|An increasingly ubiquitous sight|
His answer made a lot more sense to me than the reasons constantly given by Charedi rabbinic leaders. They kept pointing to porn addiction as the primary reason for forbidding it. His reason had nothing to do with porn addiction. He said he knew himself and if he had it, he would become addicted to it. Even if it was all in a good way - it would take time away from his learning and other responsibilities. He did not believe that porn addiction was the main culprit (although he agreed that it was a problem for some). He understood then what we all know now. It is the addiction that is the real enemy. An addiction that has now found its home mostly on smartphones and texting. (I use the word addiction loosely.)
Studies show that smartphone addiction may very well be the most serious issue of our time outpacing any other issue in terms of the overall harm it is doing to the human race. And now that smartphones litteraly place the entire world in the palm of your hand, the problems is exacerbated exponentially.
Pew Research made the following observation:
The vast majority of Americans – 95% – now own a cellphone of some kind. The share of Americans that own smartphones is now 77%, up from just 35% in Pew Research Center’s first survey of smartphone ownership conducted in 2011.
When it comes to teenagers the numbers are even scarier:
(S)martphone ownership has become a nearly ubiquitous element of teen life: 95% of teens now report they have a smartphone or access to one. These mobile connections are in turn fueling more-persistent online activities: 45% of teens now say they are online on a near-constant basis.
There seems to be agreement among mental health professionals about the harm this causes even to physical health.

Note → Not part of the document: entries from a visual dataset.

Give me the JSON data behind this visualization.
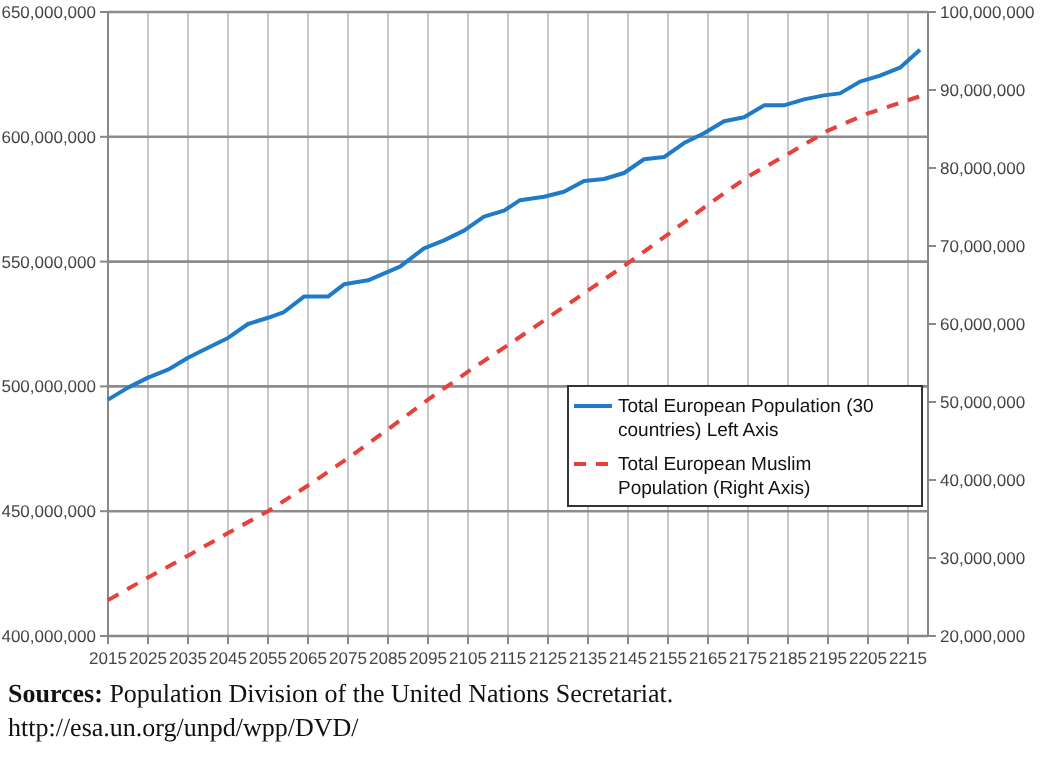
{
  "chart_data": {
    "type": "line",
    "x": [
      2015,
      2020,
      2025,
      2030,
      2035,
      2040,
      2045,
      2050,
      2055,
      2059,
      2064,
      2070,
      2074,
      2080,
      2088,
      2094,
      2099,
      2104,
      2109,
      2114,
      2118,
      2124,
      2129,
      2134,
      2139,
      2144,
      2149,
      2154,
      2159,
      2164,
      2169,
      2174,
      2179,
      2184,
      2189,
      2194,
      2198,
      2203,
      2208,
      2213,
      2218
    ],
    "series": [
      {
        "name": "Total European Population (30 countries) Left Axis",
        "color": "#1f7bc8",
        "line_style": "solid",
        "values": [
          494700000,
          499500000,
          503500000,
          506700000,
          511500000,
          515500000,
          519400000,
          525000000,
          527500000,
          529800000,
          536000000,
          536000000,
          540900000,
          542500000,
          548000000,
          555300000,
          558500000,
          562400000,
          568000000,
          570400000,
          574600000,
          576000000,
          578000000,
          582300000,
          583100000,
          585500000,
          591000000,
          591900000,
          597500000,
          601400000,
          606200000,
          607800000,
          612600000,
          612600000,
          615000000,
          616600000,
          617400000,
          622100000,
          624500000,
          627700000,
          634900000
        ]
      },
      {
        "name": "Total European Muslim Population (Right Axis)",
        "color": "#e8403a",
        "line_style": "dashed",
        "axis": "y2",
        "x": [
          2015,
          2025,
          2035,
          2045,
          2055,
          2065,
          2075,
          2085,
          2095,
          2105,
          2115,
          2125,
          2135,
          2145,
          2155,
          2165,
          2175,
          2185,
          2195,
          2205,
          2218
        ],
        "values": [
          24600000,
          27500000,
          30300000,
          33200000,
          36000000,
          39300000,
          42800000,
          46500000,
          50300000,
          53900000,
          57300000,
          60800000,
          64300000,
          67800000,
          71500000,
          75300000,
          78900000,
          81800000,
          84800000,
          87000000,
          89200000
        ]
      }
    ],
    "xlim": [
      2015,
      2220
    ],
    "xticks": [
      2015,
      2025,
      2035,
      2045,
      2055,
      2065,
      2075,
      2085,
      2095,
      2105,
      2115,
      2125,
      2135,
      2145,
      2155,
      2165,
      2175,
      2185,
      2195,
      2205,
      2215
    ],
    "ylim": [
      400000000,
      650000000
    ],
    "yticks": [
      {
        "value": 400000000,
        "label": "400,000,000"
      },
      {
        "value": 450000000,
        "label": "450,000,000"
      },
      {
        "value": 500000000,
        "label": "500,000,000"
      },
      {
        "value": 550000000,
        "label": "550,000,000"
      },
      {
        "value": 600000000,
        "label": "600,000,000"
      },
      {
        "value": 650000000,
        "label": "650,000,000"
      }
    ],
    "y2lim": [
      20000000,
      100000000
    ],
    "y2ticks": [
      {
        "value": 20000000,
        "label": "20,000,000"
      },
      {
        "value": 30000000,
        "label": "30,000,000"
      },
      {
        "value": 40000000,
        "label": "40,000,000"
      },
      {
        "value": 50000000,
        "label": "50,000,000"
      },
      {
        "value": 60000000,
        "label": "60,000,000"
      },
      {
        "value": 70000000,
        "label": "70,000,000"
      },
      {
        "value": 80000000,
        "label": "80,000,000"
      },
      {
        "value": 90000000,
        "label": "90,000,000"
      },
      {
        "value": 100000000,
        "label": "100,000,000"
      }
    ],
    "grid": true,
    "legend": "right",
    "marker": "none",
    "annotations": [
      "Sources: Population Division of the United Nations Secretariat. http://esa.un.org/unpd/wpp/DVD/"
    ]
  }
}
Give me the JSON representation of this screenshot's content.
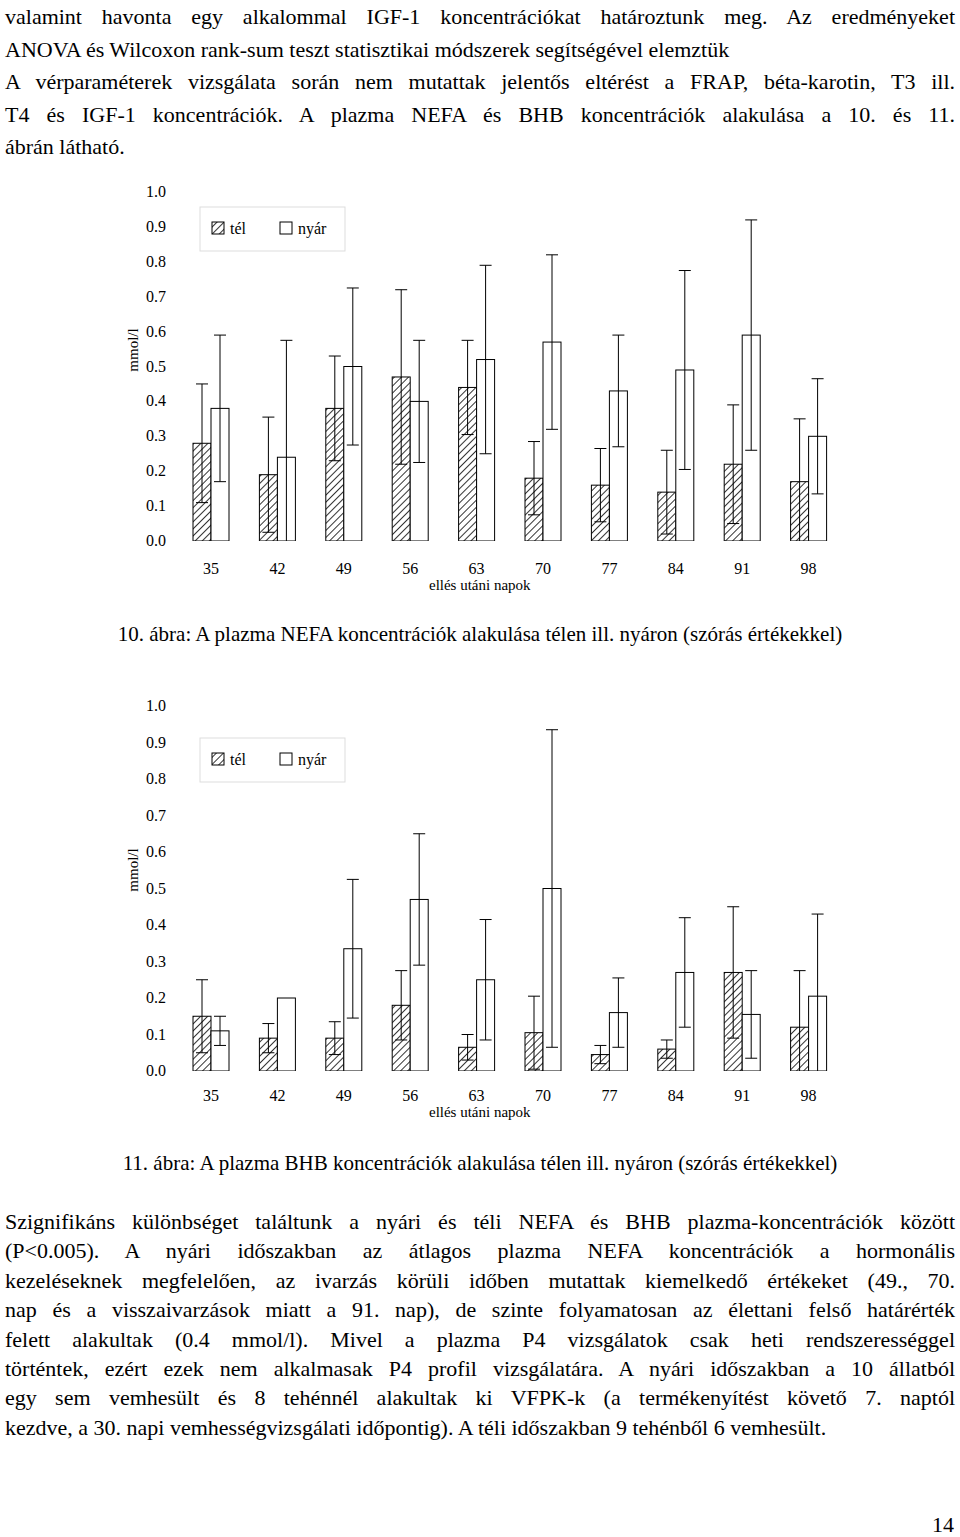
{
  "text_top": [
    [
      "valamint havonta egy alkalommal IGF-1 koncentrációkat határoztunk meg. Az eredményeket",
      "ANOVA és Wilcoxon rank-sum teszt statisztikai módszerek segítségével elemztük"
    ],
    [
      "A vérparaméterek vizsgálata során nem mutattak jelentős eltérést a FRAP, béta-karotin, T3 ill.",
      "T4 és IGF-1 koncentrációk. A plazma NEFA és BHB koncentrációk alakulása a 10. és 11.",
      "ábrán látható."
    ]
  ],
  "chart_data": [
    {
      "type": "bar",
      "caption": "10. ábra: A plazma NEFA koncentrációk alakulása télen ill. nyáron (szórás értékekkel)",
      "x_label": "ellés utáni napok",
      "y_label": "mmol/l",
      "categories": [
        "35",
        "42",
        "49",
        "56",
        "63",
        "70",
        "77",
        "84",
        "91",
        "98"
      ],
      "series": [
        {
          "name": "tél",
          "color": "#000000",
          "values": [
            0.28,
            0.19,
            0.38,
            0.47,
            0.44,
            0.18,
            0.16,
            0.14,
            0.22,
            0.17
          ],
          "errors": [
            0.17,
            0.165,
            0.15,
            0.25,
            0.135,
            0.105,
            0.105,
            0.12,
            0.17,
            0.18
          ]
        },
        {
          "name": "nyár",
          "color": "#ffffff",
          "values": [
            0.38,
            0.24,
            0.5,
            0.4,
            0.52,
            0.57,
            0.43,
            0.49,
            0.59,
            0.3
          ],
          "errors": [
            0.21,
            0.335,
            0.225,
            0.175,
            0.27,
            0.25,
            0.16,
            0.285,
            0.33,
            0.165
          ]
        }
      ],
      "ylim": [
        0,
        1
      ],
      "yticks": [
        {
          "value": 0,
          "label": "0.0"
        },
        {
          "value": 0.1,
          "label": "0.1"
        },
        {
          "value": 0.2,
          "label": "0.2"
        },
        {
          "value": 0.3,
          "label": "0.3"
        },
        {
          "value": 0.4,
          "label": "0.4"
        },
        {
          "value": 0.5,
          "label": "0.5"
        },
        {
          "value": 0.6,
          "label": "0.6"
        },
        {
          "value": 0.7,
          "label": "0.7"
        },
        {
          "value": 0.8,
          "label": "0.8"
        },
        {
          "value": 0.9,
          "label": "0.9"
        },
        {
          "value": 1,
          "label": "1.0"
        }
      ],
      "grid": false,
      "legend": "top-left"
    },
    {
      "type": "bar",
      "caption": "11. ábra: A plazma BHB koncentrációk alakulása télen ill. nyáron (szórás értékekkel)",
      "x_label": "ellés utáni napok",
      "y_label": "mmol/l",
      "categories": [
        "35",
        "42",
        "49",
        "56",
        "63",
        "70",
        "77",
        "84",
        "91",
        "98"
      ],
      "series": [
        {
          "name": "tél",
          "color": "#000000",
          "values": [
            0.15,
            0.09,
            0.09,
            0.18,
            0.065,
            0.105,
            0.045,
            0.06,
            0.27,
            0.12
          ],
          "errors": [
            0.1,
            0.04,
            0.045,
            0.095,
            0.035,
            0.1,
            0.025,
            0.025,
            0.18,
            0.155
          ]
        },
        {
          "name": "nyár",
          "color": "#ffffff",
          "values": [
            0.11,
            0.2,
            0.335,
            0.47,
            0.25,
            0.5,
            0.16,
            0.27,
            0.155,
            0.205
          ],
          "errors": [
            0.04,
            null,
            0.19,
            0.18,
            0.165,
            0.435,
            0.095,
            0.15,
            0.12,
            0.225
          ]
        }
      ],
      "ylim": [
        0,
        1
      ],
      "yticks": [
        {
          "value": 0,
          "label": "0.0"
        },
        {
          "value": 0.1,
          "label": "0.1"
        },
        {
          "value": 0.2,
          "label": "0.2"
        },
        {
          "value": 0.3,
          "label": "0.3"
        },
        {
          "value": 0.4,
          "label": "0.4"
        },
        {
          "value": 0.5,
          "label": "0.5"
        },
        {
          "value": 0.6,
          "label": "0.6"
        },
        {
          "value": 0.7,
          "label": "0.7"
        },
        {
          "value": 0.8,
          "label": "0.8"
        },
        {
          "value": 0.9,
          "label": "0.9"
        },
        {
          "value": 1,
          "label": "1.0"
        }
      ],
      "grid": false,
      "legend": "top-left"
    }
  ],
  "text_bottom": [
    [
      "Szignifikáns különbséget találtunk a nyári és téli NEFA és BHB plazma-koncentrációk között",
      "(P<0.005). A nyári időszakban az átlagos plazma NEFA koncentrációk a hormonális",
      "kezeléseknek megfelelően, az ivarzás körüli időben mutattak kiemelkedő értékeket (49., 70.",
      "nap és a visszaivarzások miatt a 91. nap), de szinte folyamatosan az élettani felső határérték",
      "felett alakultak (0.4 mmol/l). Mivel a plazma P4 vizsgálatok csak heti rendszerességgel",
      "történtek, ezért ezek nem alkalmasak P4 profil vizsgálatára. A nyári időszakban a 10 állatból",
      "egy sem vemhesült és 8 tehénnél alakultak ki VFPK-k (a termékenyítést követő 7. naptól",
      "kezdve, a 30. napi vemhességvizsgálati időpontig). A téli időszakban 9 tehénből 6 vemhesült."
    ]
  ],
  "page_number": "14"
}
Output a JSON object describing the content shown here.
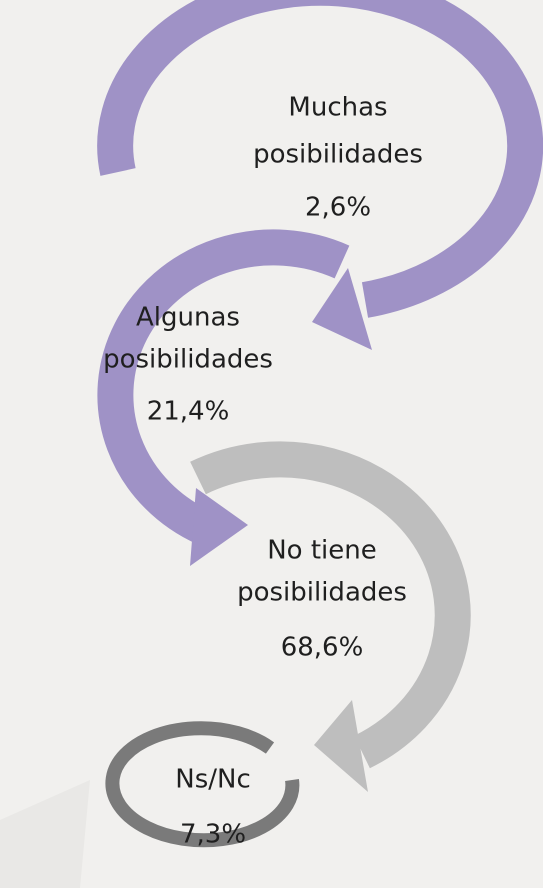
{
  "nodes": [
    {
      "label": [
        "Muchas",
        "posibilidades"
      ],
      "value": "2,6%"
    },
    {
      "label": [
        "Algunas",
        "posibilidades"
      ],
      "value": "21,4%"
    },
    {
      "label": [
        "No tiene",
        "posibilidades"
      ],
      "value": "68,6%"
    },
    {
      "label": [
        "Ns/Nc"
      ],
      "value": "7,3%"
    }
  ]
}
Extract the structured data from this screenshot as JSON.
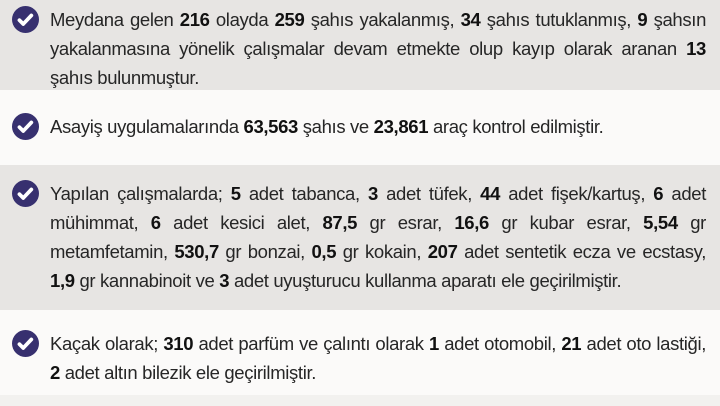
{
  "theme": {
    "row_gray": "#e7e5e3",
    "row_white": "#fbfaf9",
    "text_color": "#262626",
    "number_color": "#111111",
    "icon_color": "#37306f",
    "check_color": "#ffffff"
  },
  "icons": {
    "bullet_icon": "check-circle"
  },
  "bullets": [
    {
      "shade": "gray",
      "segments": [
        {
          "t": "Meydana gelen ",
          "b": false
        },
        {
          "t": "216",
          "b": true
        },
        {
          "t": " olayda ",
          "b": false
        },
        {
          "t": "259",
          "b": true
        },
        {
          "t": " şahıs yakalanmış, ",
          "b": false
        },
        {
          "t": "34",
          "b": true
        },
        {
          "t": " şahıs tutuklanmış, ",
          "b": false
        },
        {
          "t": "9",
          "b": true
        },
        {
          "t": " şahsın yakalanmasına yönelik çalışmalar devam etmekte olup kayıp olarak aranan ",
          "b": false
        },
        {
          "t": "13",
          "b": true
        },
        {
          "t": " şahıs bulunmuştur.",
          "b": false
        }
      ]
    },
    {
      "shade": "white",
      "segments": [
        {
          "t": "Asayiş uygulamalarında ",
          "b": false
        },
        {
          "t": "63,563",
          "b": true
        },
        {
          "t": " şahıs ve ",
          "b": false
        },
        {
          "t": "23,861",
          "b": true
        },
        {
          "t": " araç kontrol edilmiştir.",
          "b": false
        }
      ]
    },
    {
      "shade": "gray",
      "segments": [
        {
          "t": "Yapılan çalışmalarda; ",
          "b": false
        },
        {
          "t": "5",
          "b": true
        },
        {
          "t": " adet tabanca, ",
          "b": false
        },
        {
          "t": "3",
          "b": true
        },
        {
          "t": " adet tüfek, ",
          "b": false
        },
        {
          "t": "44",
          "b": true
        },
        {
          "t": " adet fişek/kartuş, ",
          "b": false
        },
        {
          "t": "6",
          "b": true
        },
        {
          "t": " adet mühimmat, ",
          "b": false
        },
        {
          "t": "6",
          "b": true
        },
        {
          "t": " adet kesici alet, ",
          "b": false
        },
        {
          "t": "87,5",
          "b": true
        },
        {
          "t": " gr esrar, ",
          "b": false
        },
        {
          "t": "16,6",
          "b": true
        },
        {
          "t": " gr kubar esrar, ",
          "b": false
        },
        {
          "t": "5,54",
          "b": true
        },
        {
          "t": " gr metamfetamin, ",
          "b": false
        },
        {
          "t": "530,7",
          "b": true
        },
        {
          "t": " gr bonzai, ",
          "b": false
        },
        {
          "t": "0,5",
          "b": true
        },
        {
          "t": " gr kokain, ",
          "b": false
        },
        {
          "t": "207",
          "b": true
        },
        {
          "t": " adet sentetik ecza ve ecstasy, ",
          "b": false
        },
        {
          "t": "1,9",
          "b": true
        },
        {
          "t": " gr kannabinoit ve ",
          "b": false
        },
        {
          "t": "3",
          "b": true
        },
        {
          "t": " adet uyuşturucu kullanma aparatı ele geçirilmiştir.",
          "b": false
        }
      ]
    },
    {
      "shade": "white",
      "segments": [
        {
          "t": "Kaçak olarak; ",
          "b": false
        },
        {
          "t": "310",
          "b": true
        },
        {
          "t": " adet parfüm ve çalıntı olarak ",
          "b": false
        },
        {
          "t": "1",
          "b": true
        },
        {
          "t": " adet otomobil, ",
          "b": false
        },
        {
          "t": "21",
          "b": true
        },
        {
          "t": " adet oto lastiği, ",
          "b": false
        },
        {
          "t": "2",
          "b": true
        },
        {
          "t": " adet altın bilezik ele geçirilmiştir.",
          "b": false
        }
      ]
    }
  ]
}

Off the top of my head - included among the more serious problems generated by this phenomenon are: spending enormous amounts of time taking away from ones responsibilities to work and family; disrupting the education of young people; decreased attention spans; reductions person interpersonal social skills, increased numbers of people suffering from clinical depression; increased bullying; increased numbers of suicides…
Porn addiction is way down the list of negative consequences. Although it is definitely an extremely serious issue for those that access it which can destroy marriages and families, my guess is that the majority of people that avail themselves of internet technology do not access porn. At least not on purpose.
I’m sure that all this just scratches the surface of the problems this phenomenon has generated. The real problem is the addiction itself. If we are to be honest, my guess is that we all know people that are addicted at one level or another. Some of whom might be us!
So what’s the solution to this problem? Do we throw out the technology as some rabbinic leaders on the right insist we do? Even though we may not agree on the reasons to do so, clearly the seriousness of the issue is not in dispute.
My answer is an unequivocal no. The technology is way to valuable to throw out. Furthermore, it would be futile to even attempt it. Although some people will follow their leaders directive - forbidding it is a sure fire way to get more people to use it. ‘Mayim Genuvim Yimatku’ say Chazal – stolen waters are sweet.
It is rather well known that the Chasidic community whose rabbis are among the fiercest in their opposition to smartphone use nevertheless finds a significant minority of Chasidim (if not the majority) owning or using them.
I need not go into the benefits of a smartphone. Suffice it to say that the benefits are huge. There is nothing going to stop that.
What about the obvious downside that this post has clearly acknowledged? Indeed! …perhaps the downside is worth abandoning the technology after all - no matter what the consequences!
The solution is not that clear cut. Use of a smartphone is wide that it will someday no doubt become the primary means of communication for everyone - if we are not already there.
Nevertheless, I think key to beating this scourge is something we all already know. It is something we should all strive to achieve: Self control.
It is imperative to learn how to limit its use. Some of us can do it easily. I for one do not spend a lot of time on my smart phone. I do not need to text all of my thoughts to a friend or group of friends. I do not feel the need to immediately respond to every text I get. I rarely initiate conversations via text.
I would, however, never go back to a time where I did not have the world in my hands. When I want to get information on any subject, I get it instantly in most cases. And if I wish to convey a message to someone without having an extended conversation I can do it with just a few words. All of which saves a lot of valuable time I might otherwise spend trying to do it the old fashioned way.
When used in this way, it is used the way it was intended to be used, It is when it becomes your whole life that it becomes a serious problem.
The problem is in getting everyone to use it that way, instead of being attached – even enslaved to it 24/7.
Once you get into a habit, it is hard to change. This is the problem lies in my view. If you can’t do it on your own, then therapy might be necessary. Because the alternative of continued addiction can ruin your life.